ホルケウ~暗く甘い秘密~
結局、玲との距離はまったく縮まらないまま、三日間の学園祭は幕を閉じた。
それについて、なにも思うところがないわけではないが、りこは片付けをしながら、さりげなく近くの女子たちの噂話に耳を傾ける。
「なんか、最近右京と隼人見かけないよね?」
「知らないの!?他校のヤンキーにケンカ売ってぼこぼこにされたらしいよ」
「うそ、マジで?」
(他校のヤンキーねぇ……)
いつの間にか、二人の噂は収集のつかないところまで広まっていた。
星屋はりこに興味を失ったらしく、嫌がらせはパタリとなくなった。
こうして、束の間の平穏が訪れた。
しかし、そのことに安堵して間もなく、新たな騒ぎが白川高校で起きる。
「職員室に泥棒入ったらしいよ!」
教室に飛び込んできたのは、クラスのスピーカー的存在の女子である。
普段のしょうもないゴシップとは違い、話題が話題なだけに、一気に他の女子たちは食いついた。
「それヤバくない?」
「職員室どんな感じだった?」
鬼の首を取ったように、話題を提供したスピーカー女子はまくしたてた。
「監視カメラが全部壊されてたって!金庫も壊されて、中身取られちゃってたらしいよ。とりあえずお金になりそうなものはなんも残ってないみたい」
学園祭期間中は、確かに監視の目が緩む。
それにしたって物騒な話だと、りこは知らず知らずのうちに眉をひそめていた。
「はーるやーま!」
妙な抑揚をつけながら、相模がりこの隣からひょいと顔を覗かせた。
その仕草が不思議と女の子らしい。
「学祭の打ち上げ行く?」
そういえば今日だった。
とっさに頭の中で、所持金がいくらか思い出そうとするが、面子を考えた途端に行く気が失せる。
「行かない。
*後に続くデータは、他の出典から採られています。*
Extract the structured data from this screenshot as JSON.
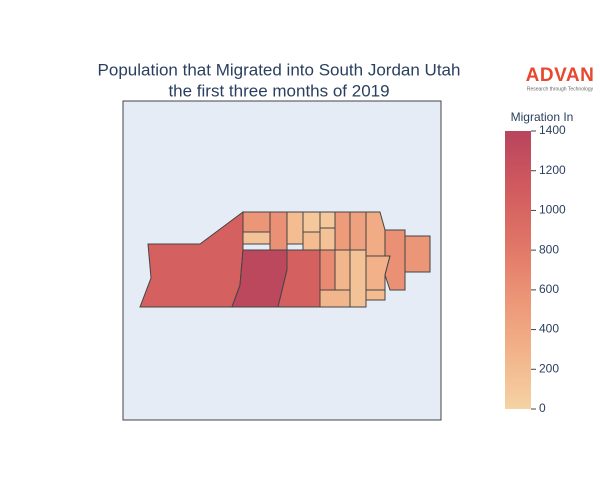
{
  "chart_data": {
    "type": "choropleth",
    "title": [
      "Population that Migrated into South Jordan Utah",
      "the first three months of 2019"
    ],
    "logo": {
      "name": "ADVAN",
      "tagline": "Research through Technology"
    },
    "colorbar": {
      "title": "Migration In",
      "range": [
        0,
        1400
      ],
      "ticks": [
        0,
        200,
        400,
        600,
        800,
        1000,
        1200,
        1400
      ],
      "colorscale": [
        "#f5d3a4",
        "#f2b38a",
        "#ec9577",
        "#e07467",
        "#d05a5e",
        "#b8445e"
      ]
    },
    "values": [
      1050,
      1350,
      1050,
      550,
      150,
      600,
      200,
      100,
      200,
      100,
      150,
      500,
      450,
      350,
      650,
      250,
      250,
      150,
      300,
      600,
      550,
      200
    ]
  }
}
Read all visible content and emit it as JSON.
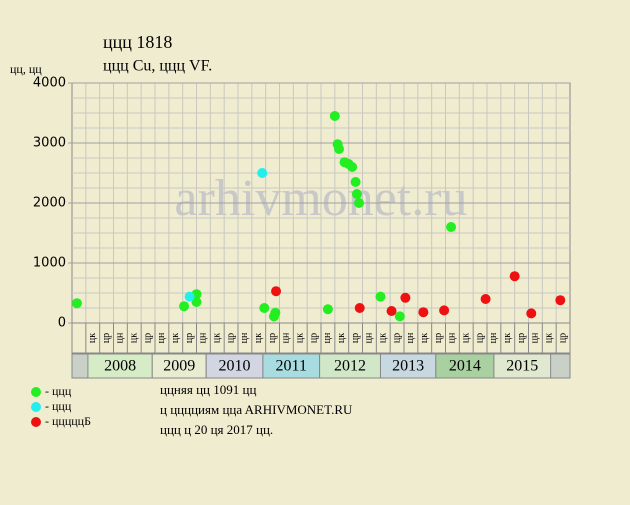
{
  "chart_data": {
    "type": "scatter",
    "title": "ццц 1818",
    "subtitle": "ццц Cu, ццц VF.",
    "y_label": "цц, цц",
    "watermark": "arhivmonet.ru",
    "ylim": [
      0,
      4000
    ],
    "yticks": [
      0,
      1000,
      2000,
      3000,
      4000
    ],
    "ygrid": [
      250,
      500,
      750,
      1250,
      1500,
      1750,
      2250,
      2500,
      2750,
      3250,
      3500,
      3750
    ],
    "xlim": [
      0,
      36
    ],
    "categories": [
      null,
      "цк",
      "цр",
      "цн",
      "цк",
      "цр",
      "цн",
      "цк",
      "цр",
      "цн",
      "цк",
      "цр",
      "цн",
      "цк",
      "цр",
      "цн",
      "цк",
      "цр",
      "цн",
      "цк",
      "цр",
      "цн",
      "цк",
      "цр",
      "цн",
      "цк",
      "цр",
      "цн",
      "цк",
      "цр",
      "цн",
      "цк",
      "цр",
      "цн",
      "цк",
      "цр"
    ],
    "years": [
      {
        "name": "2008",
        "start": 1.15,
        "end": 5.8,
        "color": "#d6ecc6"
      },
      {
        "name": "2009",
        "start": 5.8,
        "end": 9.7,
        "color": "#e8ecd0"
      },
      {
        "name": "2010",
        "start": 9.7,
        "end": 13.8,
        "color": "#d2d6e2"
      },
      {
        "name": "2011",
        "start": 13.8,
        "end": 17.9,
        "color": "#a8dce0"
      },
      {
        "name": "2012",
        "start": 17.9,
        "end": 22.3,
        "color": "#d0e8c8"
      },
      {
        "name": "2013",
        "start": 22.3,
        "end": 26.3,
        "color": "#c8d8e0"
      },
      {
        "name": "2014",
        "start": 26.3,
        "end": 30.5,
        "color": "#a8d0a0"
      },
      {
        "name": "2015",
        "start": 30.5,
        "end": 34.6,
        "color": "#e0e8d0"
      }
    ],
    "series": [
      {
        "name": "- ццц",
        "color": "#22ee22",
        "x": [
          0.36,
          8.1,
          9.0,
          9.0,
          13.9,
          14.7,
          14.6,
          18.5,
          19.0,
          19.2,
          19.3,
          19.7,
          20.0,
          20.25,
          20.5,
          20.6,
          20.75,
          22.3,
          23.7,
          27.4
        ],
        "values": [
          330,
          280,
          350,
          480,
          250,
          170,
          110,
          230,
          3450,
          2980,
          2900,
          2680,
          2650,
          2600,
          2350,
          2150,
          2000,
          440,
          110,
          1600
        ]
      },
      {
        "name": "- ццц",
        "color": "#22eeee",
        "x": [
          8.5,
          13.75
        ],
        "values": [
          440,
          2500
        ]
      },
      {
        "name": "- цццццБ",
        "color": "#ee1111",
        "x": [
          14.75,
          20.8,
          23.1,
          24.1,
          25.4,
          26.9,
          29.9,
          32.0,
          33.2,
          35.3
        ],
        "values": [
          530,
          250,
          200,
          420,
          180,
          210,
          400,
          780,
          160,
          380
        ]
      }
    ],
    "footer": [
      "ццняя цц 1091 цц",
      "ц цццциям ццa ARHIVMONET.RU",
      "ццц ц 20 ця 2017 цц."
    ]
  }
}
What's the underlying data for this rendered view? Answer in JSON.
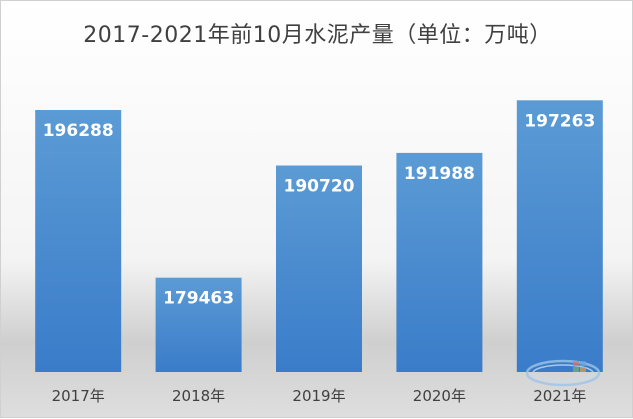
{
  "chart_data": {
    "type": "bar",
    "title": "2017-2021年前10月水泥产量（单位：万吨）",
    "categories": [
      "2017年",
      "2018年",
      "2019年",
      "2020年",
      "2021年"
    ],
    "values": [
      196288,
      179463,
      190720,
      191988,
      197263
    ],
    "value_labels": [
      "196288",
      "179463",
      "190720",
      "191988",
      "197263"
    ],
    "xlabel": "",
    "ylabel": "",
    "ylim": [
      170000,
      200000
    ],
    "grid": false,
    "legend": "none",
    "colors": {
      "bar_top": "#5b9bd5",
      "bar_bottom": "#3a7cc9",
      "data_label": "#ffffff",
      "axis_label": "#404040"
    }
  }
}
疲れそうだし」
「じゃあ、俺もパス。雄吾と違って友達少ないから楽しめそうにないし」
「あ、ねえねえ。最近上原くん元気ないみたいだけど、なにかあったの?」
話している途中に、学校生活を快適にしてくれた恩人を思い出し、りこは尋ねた。
どこか塞いだ様子の彼を、実は心配していたのだ。
「ああー、うん……」
苦笑いをこぼしながら、相模は一瞬押し黙った。
その様子に、そんなに深刻な悩みなのかと身構えたりこだが……。